Aunque no pienso que esto tenga que ser responsabilidad de los consumidores individuales (nuestra comida simplemente debería ser producida éticamente) la realidad es que depende de las masas de consumidores exigir un cambio y guiar la cultura del consumo. Pero lograr que las masas exijan un cambio es un desafío gigantesco, sin importar dónde estemos en el mundo. En Argentina, en el Mercado Central de Buenos Aires, por donde circula el 20% de la comida del país, el 80% de los vegetales que entran al mercado en un mes promedio consisten de sólo seis variedades. En Estados Unidos, Instagram me recuerda constantemente que la mayoría de comidas vienen en una lata, en una bolsa congelada, o en una caja de cartón; dependiendo del estudio que leas, entre el 50 y el 70% de la dieta estadounidense es comida procesada. En ambos países, nuestra relación con la comida, y con el lugar y personas de las cuales nuestra comida proviene, está completamente rota. 

¿Hace falta que todos saquemos papas del suelo para desarrollar una militancia alrededor de la forma en que consumimos nuestra comida? Estoy escribiendo esto mientras me preparo para otra nota sobre un plato emblemático de Buenos Aires, la suprema maryland, que para los que no lo conozcan incluye pollo frito, panceta, bananas fritas y choclo de crema enlatado. Me justifiqué esto porque estoy escribiendo sobre pequeños negocios familiares que son culturalmente relevantes para la historia de Buenos Aires, y particularmente vulnerables a la pandemia. La verdad es que quería escribir algo tranqui porque después de dos notas seguidas (para Life & Thyme y Anchoa) sobre la crisis climática, necesitaba un descanso y por un momento no pensar en el fin del mundo. Qué ironía. Los humanos son complicados; incluso aquellos que deberían ser más inteligentes (yo) son vulnerables a la nostalgia y al placer. 

Para mí, éstos son darse un gusto. Un privilegio. Estoy empezando a pensar el privilegio menos como las cosas que puedo conseguir y más como lo que tengo permitido no reconocer.
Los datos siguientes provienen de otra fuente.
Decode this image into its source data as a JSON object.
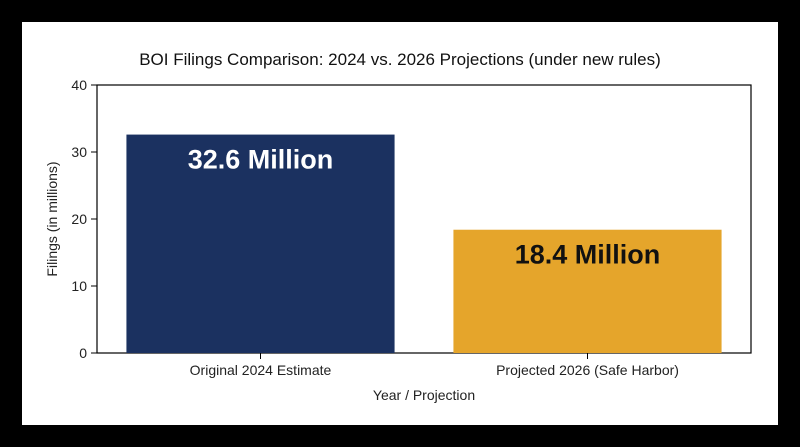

Reconocer que la comida que consumimos está en su mayoría basada en prácticas injustas e insustentables. Reconocer que, así como personas como Raquel, Primitivo, Adriana y Nazareno claramente demuestran, existe otra manera, una mejor manera, si tan solo priorizamos los intereses de la gente y no los grandes negocios. Y te lo puedo asegurar, al igual que las frutillas que me alegraron el verano, esta manera es mucho más deliciosa.